This thesis covers the electronic system level (ESL) design of embedded systems motivated by the practical relevance of these systems. Thereby, the design concepts have been extended according to the state of the art addressing an early design stage. This includes a new methodology, new models, and new methods aiming at an improved time, quality, and cost for the design of embedded systems. A special focus is set to the future many-core system-on-chips (SoCs) composed of clusters, where each cluster represents a set of heterogeneous intellectual property (IP) cores. The developed methodology realizes a more systematic ESL design. Moreover, the implemented system functions are inter-dependent and integrated in the system models. Principally, a separation into computation resources, data logistic resources, and resource management is followed. In addition, the developed design methods solve complex design problems of the targeted many-core SoCs. A new programming language for the design automation is also deployed in the course of this thesis. It allows to develop, manage, and optimize design flows. Finally, the contributions of this thesis are demonstrated in a case study for the heterogeneous multicluster architecture.
The First part of this thesis introduces the new concept of an executable design flow and describes a unified methodology for the systematic development of design fows. A First example illustrates the functional design of a digital Filter. Then, the modeling of systems and design flows is unified. It is shown that domain-specific design flows can also be derived from a unified abstract design flow model. The λ-chart, proposed in this thesis, represents a flow model for the ESL design of many-core SoCs. Moreover, the developed system functions of the targeted many-core SoCs are presented to be further integrated in the simulation models. In this context, two new schemes for the fair arbitration of link bandwidth in a network-on-chip have been developed. Another important contribution concerns the introduction of several design methods solving the design problems of the many-core SoCs. This includes two estimation techniques and several formulations of optimization problems via mixed-integer linear programming
and genetic algorithms.
Further important contributions relate to new automation features for ESL design. The presented programming language allows for developing design flows in terms of a computer program, used by the introduced automation tools. In addition, the simulation models, design methods, and automation functions are accessible for a wider community via a development framework. An integrated development environment combines the development of design flows with the available solutions of the design problems.
In the final part of this thesis, a case study of the heterogeneous multicluster architecture demonstrates the usage of the ESL design methodology, simulation models, and design methods under realistic conditions.

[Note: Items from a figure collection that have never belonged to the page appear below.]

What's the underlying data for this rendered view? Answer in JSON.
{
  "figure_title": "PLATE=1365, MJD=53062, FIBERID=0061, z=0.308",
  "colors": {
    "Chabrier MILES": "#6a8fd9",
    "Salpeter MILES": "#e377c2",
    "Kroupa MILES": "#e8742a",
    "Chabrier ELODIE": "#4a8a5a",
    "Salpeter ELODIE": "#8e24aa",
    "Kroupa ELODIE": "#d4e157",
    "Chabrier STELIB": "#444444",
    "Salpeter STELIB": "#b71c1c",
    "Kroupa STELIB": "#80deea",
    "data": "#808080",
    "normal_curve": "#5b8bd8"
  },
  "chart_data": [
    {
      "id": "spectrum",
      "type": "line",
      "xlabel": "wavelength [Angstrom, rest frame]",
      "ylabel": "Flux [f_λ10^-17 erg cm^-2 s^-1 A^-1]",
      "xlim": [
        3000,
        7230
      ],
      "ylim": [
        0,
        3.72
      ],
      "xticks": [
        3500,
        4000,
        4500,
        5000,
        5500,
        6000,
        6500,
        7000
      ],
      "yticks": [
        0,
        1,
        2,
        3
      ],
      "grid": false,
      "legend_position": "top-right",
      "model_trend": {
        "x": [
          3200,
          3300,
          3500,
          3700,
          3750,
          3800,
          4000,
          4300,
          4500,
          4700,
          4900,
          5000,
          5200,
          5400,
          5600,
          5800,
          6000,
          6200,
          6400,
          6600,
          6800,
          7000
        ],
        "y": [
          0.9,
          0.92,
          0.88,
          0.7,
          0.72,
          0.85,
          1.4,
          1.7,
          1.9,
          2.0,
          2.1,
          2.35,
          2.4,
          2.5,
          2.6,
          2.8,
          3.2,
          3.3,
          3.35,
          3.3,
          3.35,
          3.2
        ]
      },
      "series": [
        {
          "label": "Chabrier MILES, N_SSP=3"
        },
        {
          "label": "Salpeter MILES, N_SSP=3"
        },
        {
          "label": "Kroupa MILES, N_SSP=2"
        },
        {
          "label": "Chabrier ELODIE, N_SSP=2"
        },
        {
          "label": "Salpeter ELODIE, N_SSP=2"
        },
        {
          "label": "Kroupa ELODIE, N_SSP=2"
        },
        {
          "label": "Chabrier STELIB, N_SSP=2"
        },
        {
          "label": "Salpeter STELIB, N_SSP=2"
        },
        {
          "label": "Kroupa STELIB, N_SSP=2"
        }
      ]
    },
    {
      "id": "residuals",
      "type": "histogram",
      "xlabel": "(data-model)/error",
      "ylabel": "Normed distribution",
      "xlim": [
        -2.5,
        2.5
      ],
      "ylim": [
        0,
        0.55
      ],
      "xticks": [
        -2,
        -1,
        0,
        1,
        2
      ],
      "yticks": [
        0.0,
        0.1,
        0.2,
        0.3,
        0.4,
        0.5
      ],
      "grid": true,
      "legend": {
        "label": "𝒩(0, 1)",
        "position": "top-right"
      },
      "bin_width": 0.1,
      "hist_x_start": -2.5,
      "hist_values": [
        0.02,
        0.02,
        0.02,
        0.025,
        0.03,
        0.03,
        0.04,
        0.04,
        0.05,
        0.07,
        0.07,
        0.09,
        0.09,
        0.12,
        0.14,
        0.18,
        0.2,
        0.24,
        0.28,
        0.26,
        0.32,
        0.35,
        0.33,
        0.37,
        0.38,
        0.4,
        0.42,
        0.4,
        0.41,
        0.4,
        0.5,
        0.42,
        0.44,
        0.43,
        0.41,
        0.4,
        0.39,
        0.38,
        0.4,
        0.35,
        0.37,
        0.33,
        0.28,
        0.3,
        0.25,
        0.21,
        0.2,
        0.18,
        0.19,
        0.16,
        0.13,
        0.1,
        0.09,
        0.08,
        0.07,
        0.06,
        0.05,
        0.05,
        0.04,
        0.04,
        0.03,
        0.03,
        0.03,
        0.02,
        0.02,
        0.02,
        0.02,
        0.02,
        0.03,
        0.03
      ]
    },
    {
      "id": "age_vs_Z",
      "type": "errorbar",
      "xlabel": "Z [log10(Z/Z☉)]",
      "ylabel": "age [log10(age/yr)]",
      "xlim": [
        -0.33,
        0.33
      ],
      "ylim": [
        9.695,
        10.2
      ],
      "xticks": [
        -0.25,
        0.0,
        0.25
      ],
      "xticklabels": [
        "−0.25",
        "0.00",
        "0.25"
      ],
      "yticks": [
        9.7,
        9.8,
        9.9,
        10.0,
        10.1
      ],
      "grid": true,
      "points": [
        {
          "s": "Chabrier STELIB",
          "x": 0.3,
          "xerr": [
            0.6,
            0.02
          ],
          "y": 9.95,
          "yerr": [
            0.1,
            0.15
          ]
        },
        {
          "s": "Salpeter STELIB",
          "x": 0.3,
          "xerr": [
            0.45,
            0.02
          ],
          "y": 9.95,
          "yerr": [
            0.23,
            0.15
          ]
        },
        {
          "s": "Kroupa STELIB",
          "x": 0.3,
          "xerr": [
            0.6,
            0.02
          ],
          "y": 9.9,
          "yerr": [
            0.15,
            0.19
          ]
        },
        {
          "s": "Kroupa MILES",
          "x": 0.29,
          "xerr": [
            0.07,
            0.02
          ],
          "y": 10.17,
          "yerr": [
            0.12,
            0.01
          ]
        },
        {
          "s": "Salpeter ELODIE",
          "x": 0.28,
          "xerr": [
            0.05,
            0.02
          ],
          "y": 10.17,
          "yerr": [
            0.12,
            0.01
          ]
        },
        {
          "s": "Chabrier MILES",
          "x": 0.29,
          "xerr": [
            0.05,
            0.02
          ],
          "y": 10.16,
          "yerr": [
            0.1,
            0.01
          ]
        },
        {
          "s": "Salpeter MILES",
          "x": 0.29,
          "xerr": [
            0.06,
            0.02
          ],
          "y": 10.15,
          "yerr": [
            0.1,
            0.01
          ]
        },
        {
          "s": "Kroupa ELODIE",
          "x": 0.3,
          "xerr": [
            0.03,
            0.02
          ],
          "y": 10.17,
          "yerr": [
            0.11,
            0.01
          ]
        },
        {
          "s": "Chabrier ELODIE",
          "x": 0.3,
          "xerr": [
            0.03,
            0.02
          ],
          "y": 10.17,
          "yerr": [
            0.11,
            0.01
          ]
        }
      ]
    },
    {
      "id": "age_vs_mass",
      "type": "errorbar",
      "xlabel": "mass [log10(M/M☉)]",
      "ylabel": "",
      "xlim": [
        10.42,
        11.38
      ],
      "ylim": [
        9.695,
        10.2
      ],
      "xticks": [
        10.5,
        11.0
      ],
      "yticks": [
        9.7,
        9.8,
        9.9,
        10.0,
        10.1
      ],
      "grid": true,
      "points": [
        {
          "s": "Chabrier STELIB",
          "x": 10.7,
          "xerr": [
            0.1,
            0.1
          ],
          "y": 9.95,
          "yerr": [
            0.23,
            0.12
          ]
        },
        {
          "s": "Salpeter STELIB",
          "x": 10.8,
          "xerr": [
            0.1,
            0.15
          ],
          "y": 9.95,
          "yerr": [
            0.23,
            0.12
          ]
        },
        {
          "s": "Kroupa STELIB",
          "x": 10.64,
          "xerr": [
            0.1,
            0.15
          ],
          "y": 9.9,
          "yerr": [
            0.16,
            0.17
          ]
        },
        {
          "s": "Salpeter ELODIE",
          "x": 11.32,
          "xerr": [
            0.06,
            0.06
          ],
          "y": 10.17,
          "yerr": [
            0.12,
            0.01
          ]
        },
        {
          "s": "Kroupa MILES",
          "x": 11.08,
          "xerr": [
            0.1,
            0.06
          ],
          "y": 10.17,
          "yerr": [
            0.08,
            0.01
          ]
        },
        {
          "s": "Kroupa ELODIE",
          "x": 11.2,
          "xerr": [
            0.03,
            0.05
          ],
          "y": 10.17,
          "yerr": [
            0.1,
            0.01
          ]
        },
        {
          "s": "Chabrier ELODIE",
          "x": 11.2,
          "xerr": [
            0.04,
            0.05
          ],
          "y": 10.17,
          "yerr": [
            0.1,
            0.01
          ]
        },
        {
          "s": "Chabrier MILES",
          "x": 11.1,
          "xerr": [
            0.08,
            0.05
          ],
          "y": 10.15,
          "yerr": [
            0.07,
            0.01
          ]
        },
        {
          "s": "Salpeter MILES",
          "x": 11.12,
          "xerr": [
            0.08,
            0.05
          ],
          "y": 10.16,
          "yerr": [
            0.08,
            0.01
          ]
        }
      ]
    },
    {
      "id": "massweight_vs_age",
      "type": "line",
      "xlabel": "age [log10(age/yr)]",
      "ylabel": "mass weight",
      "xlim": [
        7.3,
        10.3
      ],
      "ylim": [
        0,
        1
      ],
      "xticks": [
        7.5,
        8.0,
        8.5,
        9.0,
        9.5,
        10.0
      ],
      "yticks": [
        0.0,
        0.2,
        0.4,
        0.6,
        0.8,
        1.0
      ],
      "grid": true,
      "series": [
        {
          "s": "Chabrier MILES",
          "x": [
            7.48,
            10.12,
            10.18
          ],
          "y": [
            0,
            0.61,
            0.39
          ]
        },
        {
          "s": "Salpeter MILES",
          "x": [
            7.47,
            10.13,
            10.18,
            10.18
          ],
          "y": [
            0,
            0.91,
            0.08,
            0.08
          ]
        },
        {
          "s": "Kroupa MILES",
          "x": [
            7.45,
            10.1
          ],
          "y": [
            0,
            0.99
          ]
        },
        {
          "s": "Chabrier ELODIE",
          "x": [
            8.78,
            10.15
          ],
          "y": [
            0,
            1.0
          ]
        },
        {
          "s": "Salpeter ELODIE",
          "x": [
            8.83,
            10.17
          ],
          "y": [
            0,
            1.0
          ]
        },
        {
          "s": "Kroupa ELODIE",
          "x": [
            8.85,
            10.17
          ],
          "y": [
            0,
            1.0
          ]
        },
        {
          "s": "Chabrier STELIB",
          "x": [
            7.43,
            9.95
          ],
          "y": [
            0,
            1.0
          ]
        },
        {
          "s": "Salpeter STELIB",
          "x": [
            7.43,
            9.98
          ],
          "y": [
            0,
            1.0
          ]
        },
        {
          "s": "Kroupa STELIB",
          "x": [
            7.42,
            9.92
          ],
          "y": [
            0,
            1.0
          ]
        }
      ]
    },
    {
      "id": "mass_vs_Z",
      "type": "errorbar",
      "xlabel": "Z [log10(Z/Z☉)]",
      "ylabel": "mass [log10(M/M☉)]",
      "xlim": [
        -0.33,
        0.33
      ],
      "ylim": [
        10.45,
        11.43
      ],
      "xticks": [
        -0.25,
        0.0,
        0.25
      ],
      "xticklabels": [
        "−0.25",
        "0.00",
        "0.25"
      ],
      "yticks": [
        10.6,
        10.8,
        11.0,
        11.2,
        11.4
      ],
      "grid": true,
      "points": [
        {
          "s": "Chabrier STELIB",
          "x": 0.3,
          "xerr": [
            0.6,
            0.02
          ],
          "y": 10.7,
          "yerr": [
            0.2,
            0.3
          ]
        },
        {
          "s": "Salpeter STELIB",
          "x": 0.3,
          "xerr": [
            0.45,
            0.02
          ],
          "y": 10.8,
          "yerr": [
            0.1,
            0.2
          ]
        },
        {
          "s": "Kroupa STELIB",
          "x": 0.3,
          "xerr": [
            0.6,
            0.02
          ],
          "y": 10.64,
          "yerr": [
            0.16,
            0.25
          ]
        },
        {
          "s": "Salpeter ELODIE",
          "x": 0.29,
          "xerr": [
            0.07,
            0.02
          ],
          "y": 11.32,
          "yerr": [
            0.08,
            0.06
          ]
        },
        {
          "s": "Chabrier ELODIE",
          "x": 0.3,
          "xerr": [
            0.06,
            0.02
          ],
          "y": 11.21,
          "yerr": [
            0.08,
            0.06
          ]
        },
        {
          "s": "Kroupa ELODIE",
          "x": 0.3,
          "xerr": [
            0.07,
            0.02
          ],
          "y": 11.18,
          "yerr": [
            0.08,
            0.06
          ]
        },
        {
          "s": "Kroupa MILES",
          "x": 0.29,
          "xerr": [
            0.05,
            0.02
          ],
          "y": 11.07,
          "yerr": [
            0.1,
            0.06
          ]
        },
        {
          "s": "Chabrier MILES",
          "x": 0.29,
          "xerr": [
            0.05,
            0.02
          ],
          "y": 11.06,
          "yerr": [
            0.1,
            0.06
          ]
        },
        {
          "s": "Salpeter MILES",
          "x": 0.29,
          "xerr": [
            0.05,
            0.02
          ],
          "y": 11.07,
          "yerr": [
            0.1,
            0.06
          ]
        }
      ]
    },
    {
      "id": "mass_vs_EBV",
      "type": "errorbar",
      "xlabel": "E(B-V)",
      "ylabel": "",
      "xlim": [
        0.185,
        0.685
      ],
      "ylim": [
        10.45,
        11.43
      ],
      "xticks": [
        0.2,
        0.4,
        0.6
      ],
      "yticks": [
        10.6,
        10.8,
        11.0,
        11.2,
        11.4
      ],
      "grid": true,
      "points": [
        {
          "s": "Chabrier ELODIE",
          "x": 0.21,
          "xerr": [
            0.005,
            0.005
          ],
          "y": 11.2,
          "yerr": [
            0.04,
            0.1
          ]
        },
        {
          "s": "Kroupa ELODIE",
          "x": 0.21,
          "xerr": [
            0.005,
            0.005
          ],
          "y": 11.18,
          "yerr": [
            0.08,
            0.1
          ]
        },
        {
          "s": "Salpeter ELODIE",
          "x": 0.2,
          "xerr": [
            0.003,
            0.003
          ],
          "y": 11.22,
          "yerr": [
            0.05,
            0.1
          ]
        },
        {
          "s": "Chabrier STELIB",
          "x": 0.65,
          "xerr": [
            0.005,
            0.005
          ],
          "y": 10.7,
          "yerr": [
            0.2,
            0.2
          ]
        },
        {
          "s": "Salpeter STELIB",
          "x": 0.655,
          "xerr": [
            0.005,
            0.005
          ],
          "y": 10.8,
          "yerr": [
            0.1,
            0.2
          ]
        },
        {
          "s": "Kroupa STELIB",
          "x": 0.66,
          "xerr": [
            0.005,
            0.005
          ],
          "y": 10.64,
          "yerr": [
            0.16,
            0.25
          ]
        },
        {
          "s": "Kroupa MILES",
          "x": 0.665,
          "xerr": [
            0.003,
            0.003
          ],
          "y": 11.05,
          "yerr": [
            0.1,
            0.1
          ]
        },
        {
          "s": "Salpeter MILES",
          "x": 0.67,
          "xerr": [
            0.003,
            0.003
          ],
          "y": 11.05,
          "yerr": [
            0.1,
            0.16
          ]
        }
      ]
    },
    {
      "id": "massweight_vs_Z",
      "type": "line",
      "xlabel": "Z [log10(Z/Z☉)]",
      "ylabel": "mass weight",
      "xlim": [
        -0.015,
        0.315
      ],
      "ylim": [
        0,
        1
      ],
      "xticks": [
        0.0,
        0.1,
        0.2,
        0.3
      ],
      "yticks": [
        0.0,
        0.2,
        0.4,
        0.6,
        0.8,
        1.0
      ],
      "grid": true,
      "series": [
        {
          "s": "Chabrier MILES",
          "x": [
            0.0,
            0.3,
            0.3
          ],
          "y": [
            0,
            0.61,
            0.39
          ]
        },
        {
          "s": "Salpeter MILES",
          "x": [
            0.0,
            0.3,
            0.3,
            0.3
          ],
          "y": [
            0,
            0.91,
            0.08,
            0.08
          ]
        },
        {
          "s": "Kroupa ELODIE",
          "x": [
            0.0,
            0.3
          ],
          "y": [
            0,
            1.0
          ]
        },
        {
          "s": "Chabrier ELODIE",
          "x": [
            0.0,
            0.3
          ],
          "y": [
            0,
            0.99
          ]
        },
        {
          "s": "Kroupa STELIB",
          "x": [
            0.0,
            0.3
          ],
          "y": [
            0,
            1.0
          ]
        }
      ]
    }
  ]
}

First, the focus is on the search of suitable input parameters of the design methods. Then, a systematic dimensioning of the multicluster architecture will be applied in terms of the necessary computation resources. Thereafter, an adequate interconnect topology is generated. This allows to compare the available arbitration schemes concerning their impact on the system performance. In addition, a performance evaluation of several estimators of cluster load is applied. The case study shows that the design flow of future many-core SoCs includes various complex design problems. They can be effciently solved through an ESL design avoiding the time-consuming simulations at a lower abstraction level, such as register-transfer level.